Penulis: Rina Novita
last update Terakhir Diperbarui: 2025-01-07 08:27:24

"Aku ingin tahu sudah sejauh mana mereka membohongiku selama ini."

Siang itu, Alma memutuskan untuk berkunjung ke rumah sakit tempat Arhan dan Nadine bekerja. Ia tidak memberi tahu siapa pun, hanya mengikuti nalurinya yang mengatakan bahwa ada sesuatu yang harus ia cari tahu.
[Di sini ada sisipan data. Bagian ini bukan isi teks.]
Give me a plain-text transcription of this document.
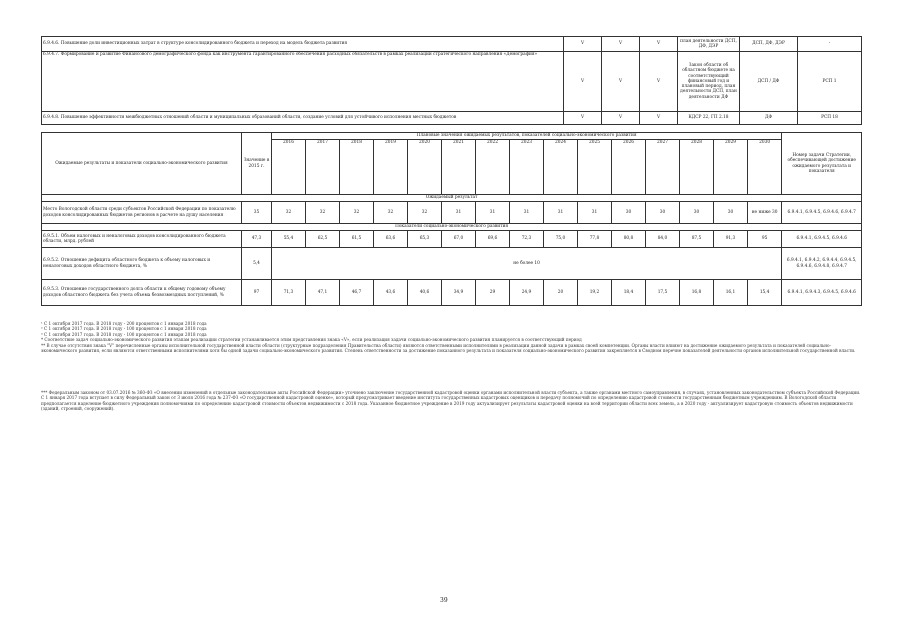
6.9.4.6. Повышение доли инвестиционных затрат в структуре консолидированного бюджета и переход на модель бюджета развития	V	V	V	план деятельности ДСП, ДФ, ДЭР	ДСП, ДФ, ДЭР	-
6.9.4.7. Формирование и развитие Финансового демографического фонда как инструмента гарантированного обеспечения расходных обязательств в рамках реализации стратегического направления «Демография»	V	V	V	Закон области об областном бюджете на соответствующий финансовый год и плановый период, план деятельности ДСП, план деятельности ДФ	ДСП / ДФ	РСП 1
6.9.4.8. Повышение эффективности межбюджетных отношений области и муниципальных образований области, создание условий для устойчивого исполнения местных бюджетов	V	V	V	КДСР 22, ГП 2.18	ДФ	РСП 18
Ожидаемые результаты и показатели социально-экономического развития	Значение в 2015 г.	Плановые значения ожидаемых результатов, показателей социально-экономического развития															Номер задачи Стратегии, обеспечивающей достижение ожидаемого результата и показателя
		2016	2017	2018	2019	2020	2021	2022	2023	2024	2025	2026	2027	2028	2029	2030	
Ожидаемый результат																	
Место Вологодской области среди субъектов Российской Федерации по показателю доходов консолидированных бюджетов регионов в расчете на душу населения	35	32	32	32	32	32	31	31	31	31	31	30	30	30	30	не ниже 30	6.9.4.1, 6.9.4.5, 6.9.4.6, 6.9.4.7
Показатели социально-экономического развития																	
6.9.5.1. Объем налоговых и неналоговых доходов консолидированного бюджета области, млрд. рублей	47,3	55,4	62,5	61,5	63,6	65,3	67,0	69,6	72,3	75,0	77,8	80,8	84,0	87,5	91,3	95	6.9.4.1, 6.9.4.5, 6.9.4.6
6.9.5.2. Отношение дефицита областного бюджета к объему налоговых и неналоговых доходов областного бюджета, %	5,4	не более 10															6.9.4.1, 6.9.4.2, 6.9.4.4, 6.9.4.5, 6.9.4.6, 6.9.4.8, 6.9.4.7
6.9.5.3. Отношение государственного долга области к общему годовому объему доходов областного бюджета без учета объема безвозмездных поступлений, %	97	71,3	47,1	46,7	43,6	40,6	34,9	29	24,9	20	19,2	18,4	17,5	16,8	16,1	15,4	6.9.4.1, 6.9.4.3, 6.9.4.5, 6.9.4.6

¹ С 1 октября 2017 года. В 2018 году - 200 процентов с 1 января 2018 года

² С 1 октября 2017 года. В 2018 году - 100 процентов с 1 января 2018 года

³ С 1 октября 2017 года. В 2018 году - 100 процентов с 1 января 2018 года

* Соответствие задач социально-экономического развития этапам реализации стратегии устанавливается этим представления знака «V», если реализация задачи социально-экономического развития планируется в соответствующий период

** В случае отсутствия знака "V" перечисленные органы исполнительной государственной власти области (структурные подразделения Правительства области) являются ответственными исполнителями в реализации данной задачи в рамках своей компетенции. Органы власти влияют на достижение ожидаемого результата и показателей социально-экономического развития, если являются ответственными исполнителями хотя бы одной задачи социально-экономического развития. Степень ответственности за достижение показанного результата и показателя социально-экономического развития закрепляется в Сводном перечне показателей деятельности органов исполнительной государственной власти.

*** Федеральным законом от 03.07.2016 № 360-ФЗ «О внесении изменений в отдельные законодательные акты Российской Федерации» уточнено заключение государственной кадастровой оценки органами исполнительной власти субъекта, а также органами местного самоуправления, в случаях, установленных законодательством субъекта Российской Федерации. С 1 января 2017 года вступает в силу Федеральный закон от 3 июля 2016 года № 237-ФЗ «О государственной кадастровой оценке», который предусматривает введение института государственных кадастровых оценщиков и передачу полномочий по определению кадастровой стоимости государственным бюджетным учреждениям. В Вологодской области предполагается наделение бюджетного учреждения полномочиями по определению кадастровой стоимости объектов недвижимости с 2018 года. Указанное бюджетное учреждение в 2019 году актуализирует результаты кадастровой оценки на всей территории области всех земель, а в 2020 году - актуализирует кадастровую стоимость объектов недвижимости (зданий, строений, сооружений).

39
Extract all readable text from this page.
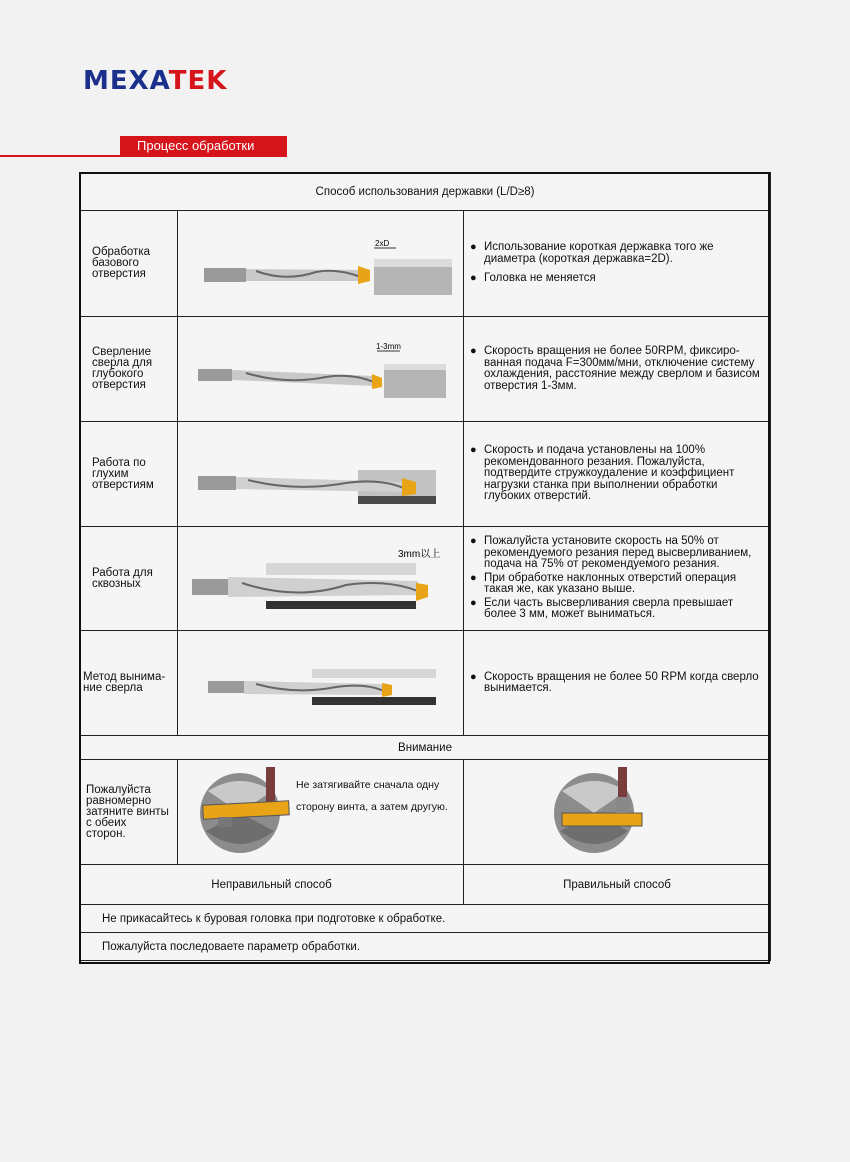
MEXATEK
Процесс обработки
Способ использования державки (L/D≥8)		
Обработка базового отверстия	2xD	● Использование короткая державка того же диаметра (короткая державка=2D).
● Головка не меняется

Сверление сверла для глубокого отверстия	1-3mm	● Скорость вращения не более 50RPM, фиксиро-ванная подача F=300мм/мни, отключение систему охлаждения, расстояние между сверлом и базисом отверстия 1-3мм.

Работа по глухим отверстиям		● Скорость и подача установлены на 100% рекомендованного резания. Пожалуйста, подтвердите стружкоудаление и коэффициент нагрузки станка при выполнении обработки глубоких отверстий.

Работа для сквозных	3mm以上	● Пожалуйста установите скорость на 50% от рекомендуемого резания перед высверливанием, подача на 75% от рекомендуемого резания.
● При обработке наклонных отверстий операция такая же, как указано выше.
● Если часть высверливания сверла превышает более 3 мм, может выниматься.

Метод вынима-ние сверла		● Скорость вращения не более 50 RPM когда сверло вынимается.

Внимание		
Пожалуйста равномерно затяните винты с обеих сторон.	Не затягивайте сначала одну сторону винта, а затем другую.

Неправильный способ		Правильный способ
Не прикасайтесь к буровая головка при подготовке к обработке.		
Пожалуйста последоваете параметр обработки.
Begitu masuk ke dalam gedung rumah sakit, aroma antiseptik yang khas langsung menyambutnya. Suasana yang telah lama menyatu dalam dirinya. Namun terpaksa ia tinggalkan demi menuruti permintaan suami dan mertuanya.

Baru beberapa langkah melewati lorong rumah sakit, seorang pria tua dengan jas putih mendekatinya.

"Alma?"

Suara itu seketika membuat Alma tersenyum lebar. Ia menoleh pada sosok yang ternyata adalah Profesor Mahendra, guru besar yang dulu begitu ia hormati saat masih kuliah.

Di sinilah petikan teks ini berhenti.